The party went from 177 MPs to 157 in the last election and were shut out of two western provinces. Prime Minister Justin Trudeau said the meeting was an opportunity to hear from MPs and think about the next steps.
“This a moment to gather, amongst friends, to reflect on the experiences we have had over the last few months.”
Heritage minister Pablo Rodríguez said the party was given a mandate but also has to reflect on what went wrong.
“We have to look at the results, some of our colleagues are not here anymore and we have to understand why,” he said.
He said the party will have to be, “more humble, listen more and have a lot of corroboration with other parties.”
“We have a mandate to govern Canada but that mandate also comes with the necessity to discuss, to negotiate with other parties.”
Quebec MP Steve MacKinnon said the party’s starting point is going to be the platform it ran on but they will also have to be flexible.

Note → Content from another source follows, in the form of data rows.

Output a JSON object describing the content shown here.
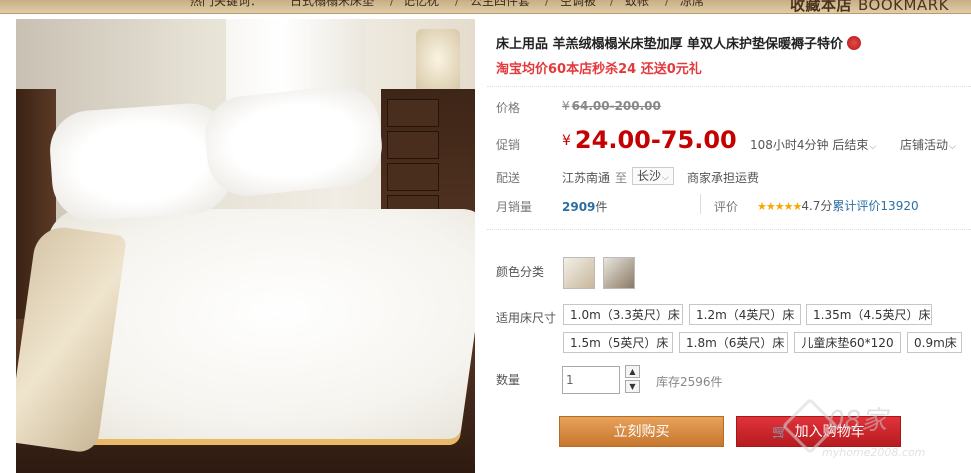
{
  "topnav": {
    "items": [
      "热门关键词：",
      "日式榻榻米床垫",
      "记忆枕",
      "公主四件套",
      "空调被",
      "蚊帐",
      "凉席"
    ],
    "bookmark_cn": "收藏本店",
    "bookmark_en": "BOOKMARK"
  },
  "product": {
    "title": "床上用品 羊羔绒榻榻米床垫加厚 单双人床护垫保暖褥子特价",
    "promo": "淘宝均价60本店秒杀24 还送0元礼",
    "image_icon": "bed-mattress-photo"
  },
  "price": {
    "label": "价格",
    "currency": "¥",
    "original": "64.00-200.00",
    "promo_label": "促销",
    "promo_price": "24.00-75.00",
    "countdown": "108小时4分钟 后结束",
    "store_event": "店铺活动"
  },
  "shipping": {
    "label": "配送",
    "from": "江苏南通",
    "to_label": "至",
    "to": "长沙",
    "fee": "商家承担运费"
  },
  "sales": {
    "label": "月销量",
    "count": "2909",
    "unit": "件",
    "rating_label": "评价",
    "stars": "★★★★★",
    "score": "4.7分",
    "total_label": "累计评价",
    "total": "13920"
  },
  "options": {
    "color_label": "颜色分类",
    "size_label": "适用床尺寸",
    "sizes": [
      "1.0m（3.3英尺）床",
      "1.2m（4英尺）床",
      "1.35m（4.5英尺）床",
      "1.5m（5英尺）床",
      "1.8m（6英尺）床",
      "儿童床垫60*120",
      "0.9m床"
    ]
  },
  "quantity": {
    "label": "数量",
    "value": "1",
    "stock": "库存2596件"
  },
  "actions": {
    "buy_now": "立刻购买",
    "add_cart": "加入购物车"
  },
  "watermark": {
    "big": "08家",
    "small": "myhome2008.com"
  },
  "colors": {
    "price_red": "#c40000",
    "buy_orange": "#d8893f",
    "cart_red": "#c9242a",
    "topbar_tan": "#d4bc93"
  }
}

“Clearly, we don’t have the majority of votes and so we are going to have to talk to our friends across the way and see where we can find common ground.”
He said the party will approach negotiations with the glass half full.

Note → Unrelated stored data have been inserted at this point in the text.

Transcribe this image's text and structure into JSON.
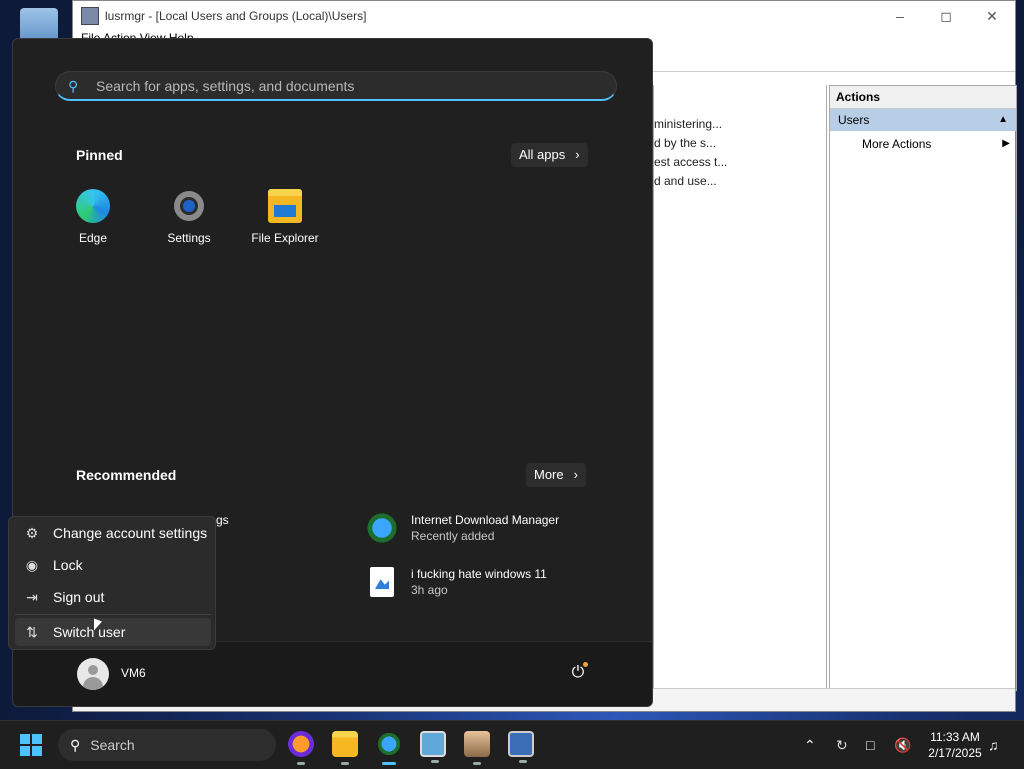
{
  "window": {
    "title": "lusrmgr - [Local Users and Groups (Local)\\Users]",
    "menu": "File  Action  View  Help",
    "list_rows": [
      "ministering...",
      "d by the s...",
      "est access t...",
      "d and use..."
    ],
    "actions_header": "Actions",
    "actions_selected": "Users",
    "actions_more": "More Actions"
  },
  "start_menu": {
    "search_placeholder": "Search for apps, settings, and documents",
    "pinned_title": "Pinned",
    "all_apps_label": "All apps",
    "pinned_apps": [
      {
        "label": "Edge",
        "icon": "edge-icon"
      },
      {
        "label": "Settings",
        "icon": "gear-icon"
      },
      {
        "label": "File Explorer",
        "icon": "folder-icon"
      }
    ],
    "recommended_title": "Recommended",
    "more_label": "More",
    "recommended": [
      {
        "title": "Internet Download Manager",
        "subtitle": "Recently added",
        "icon": "idm-icon"
      },
      {
        "title": "i fucking hate windows 11",
        "subtitle": "3h ago",
        "icon": "image-file-icon"
      }
    ],
    "hidden_recommended_fragment": "gs",
    "user_name": "VM6"
  },
  "account_flyout": {
    "items": [
      {
        "label": "Change account settings",
        "icon": "person-gear-icon"
      },
      {
        "label": "Lock",
        "icon": "lock-icon"
      },
      {
        "label": "Sign out",
        "icon": "sign-out-icon"
      },
      {
        "label": "Switch user",
        "icon": "switch-user-icon"
      }
    ]
  },
  "taskbar": {
    "search_label": "Search",
    "time": "11:33 AM",
    "date": "2/17/2025"
  },
  "colors": {
    "accent": "#4cc2ff",
    "start_bg": "#202020",
    "flyout_bg": "#2b2b2b",
    "actions_selected": "#b8cde6"
  }
}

“You start from the belief that everyone wants the right outcomes for Canada and for Canadians, believe in people’s good faith and stick to your principles. Principles can’t be negotiated.”
Trudeau said he will wait until after he meets with opposition leaders next week to decide when parliament will resume. He has scheduled meetings with every opposition party leader and has announced he will reveal his cabinet on Nov. 20.
He also said he is still working to address how the government will manage the lack of MPs from Saskatchewan and Alberta when putting together the cabinet.
“There is a lot of work to do to make sure we are governing for the entire country.”
Ralph Goodale, who lost the seat in Saskatchewan he had held for more than two decades, said Trudeau would find ways to have those provinces represented but more importantly is addressing the issues.
“The more critical thing is the substantive issue of understanding, clearly and deeply, what the issues were, and are, that are of deepest concern to western Canadians.”
Goodale said people in his riding are concerned about the economy.
“That was the issue that was raising the anxiety level across western Canada and it will be very important for the government to provide the necessary reassurance.”
Outgoing Natural Resources minister Amarjeet Sohi, who lost his seat in Edmonton, said getting the Trans Mountain pipeline done is essential.
“Having the construction underway and completing that project on time, absolutely is important to responding to western Canadian concerns,” he said.
He also said the government should emphasize what the energy industry has done for Canada.
“One way for us to move forward is to continue to stress the importance of oil and gas to Alberta, to Canada. And how oil and gas and the whole energy sector has contributed to the prosperity of every Canadian.”